41 Views Asked by At

I have some tables that I need to profile on IBM Information Analyzer that have hundreds of thousands (in some cases, even millions) of rows, and hundreds of columns (450 - 500 max). For rows, I have simply taken a sample of 20,000. Is there any setting that I can use to split profiling jobs by columns as well as rows, so that the processing server doesn't choke up?

1

There are 1 best solutions below

0
On

What version of Information Analyzer are you using? What is your data source (which type of database or flat file)? Which of the sampling options are you using? What IA analysis are you running? I will assume Column Analysis. How many processor cores and how much physical memory are available to IA?

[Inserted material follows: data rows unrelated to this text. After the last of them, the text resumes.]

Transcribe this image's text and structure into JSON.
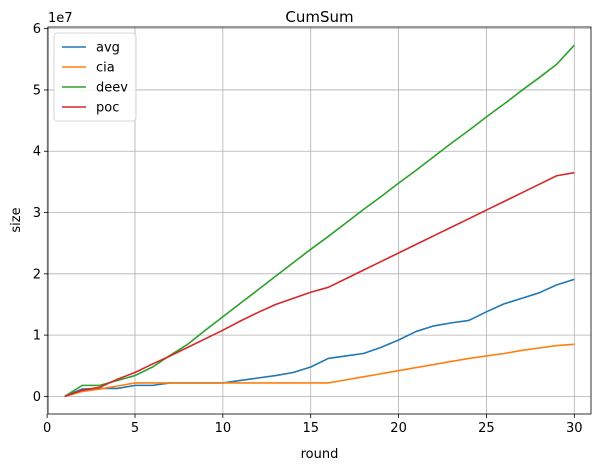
{
  "chart_data": {
    "type": "line",
    "title": "CumSum",
    "xlabel": "round",
    "ylabel": "size",
    "y_offset_label": "1e7",
    "xlim": [
      0.05,
      30.95
    ],
    "ylim": [
      -2870000,
      60270000
    ],
    "xticks": [
      0,
      5,
      10,
      15,
      20,
      25,
      30
    ],
    "yticks": [
      0,
      10000000,
      20000000,
      30000000,
      40000000,
      50000000,
      60000000
    ],
    "ytick_labels": [
      "0",
      "1",
      "2",
      "3",
      "4",
      "5",
      "6"
    ],
    "grid": true,
    "legend_position": "top-left",
    "x": [
      1,
      2,
      3,
      4,
      5,
      6,
      7,
      8,
      9,
      10,
      11,
      12,
      13,
      14,
      15,
      16,
      17,
      18,
      19,
      20,
      21,
      22,
      23,
      24,
      25,
      26,
      27,
      28,
      29,
      30
    ],
    "series": [
      {
        "name": "avg",
        "color": "#1f77b4",
        "values": [
          0,
          1200000,
          1300000,
          1300000,
          1800000,
          1800000,
          2200000,
          2200000,
          2200000,
          2200000,
          2600000,
          3000000,
          3400000,
          3900000,
          4800000,
          6200000,
          6600000,
          7000000,
          8000000,
          9200000,
          10600000,
          11500000,
          12000000,
          12400000,
          13800000,
          15100000,
          16000000,
          16900000,
          18200000,
          19100000
        ]
      },
      {
        "name": "cia",
        "color": "#ff7f0e",
        "values": [
          0,
          800000,
          1200000,
          1700000,
          2200000,
          2200000,
          2200000,
          2200000,
          2200000,
          2200000,
          2200000,
          2200000,
          2200000,
          2200000,
          2200000,
          2200000,
          2700000,
          3200000,
          3700000,
          4200000,
          4700000,
          5200000,
          5700000,
          6200000,
          6600000,
          7000000,
          7500000,
          7900000,
          8300000,
          8500000
        ]
      },
      {
        "name": "deev",
        "color": "#2ca02c",
        "values": [
          0,
          1800000,
          1800000,
          2600000,
          3400000,
          4800000,
          6700000,
          8500000,
          10800000,
          13000000,
          15200000,
          17400000,
          19600000,
          21800000,
          24000000,
          26100000,
          28300000,
          30500000,
          32600000,
          34800000,
          36900000,
          39100000,
          41300000,
          43400000,
          45600000,
          47700000,
          49900000,
          52000000,
          54200000,
          57300000
        ]
      },
      {
        "name": "poc",
        "color": "#d62728",
        "values": [
          0,
          1000000,
          1500000,
          2800000,
          3900000,
          5300000,
          6600000,
          8000000,
          9400000,
          10800000,
          12300000,
          13700000,
          15000000,
          16000000,
          17000000,
          17800000,
          19200000,
          20600000,
          22000000,
          23400000,
          24800000,
          26200000,
          27600000,
          29000000,
          30400000,
          31800000,
          33200000,
          34600000,
          36000000,
          36500000
        ]
      }
    ]
  }
}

1) In general, IA creates a separate job/task for each set of 10 columns. Example: Assume you are analyzing a single 450 column table given. This will spawn 50 jobs/tasks for Column Analysis. If your system is overwhelmed it may be undersized.

2) You can analyze fewer than all the columns. For example you can analyze the first 50 columns.

3) Most analysis you invoke from the UI can also be invoked from the command line. It may be easier for you to script a job that a) determines all the columns for a table, b) generates and runs separate jobs for each set of 50 columns.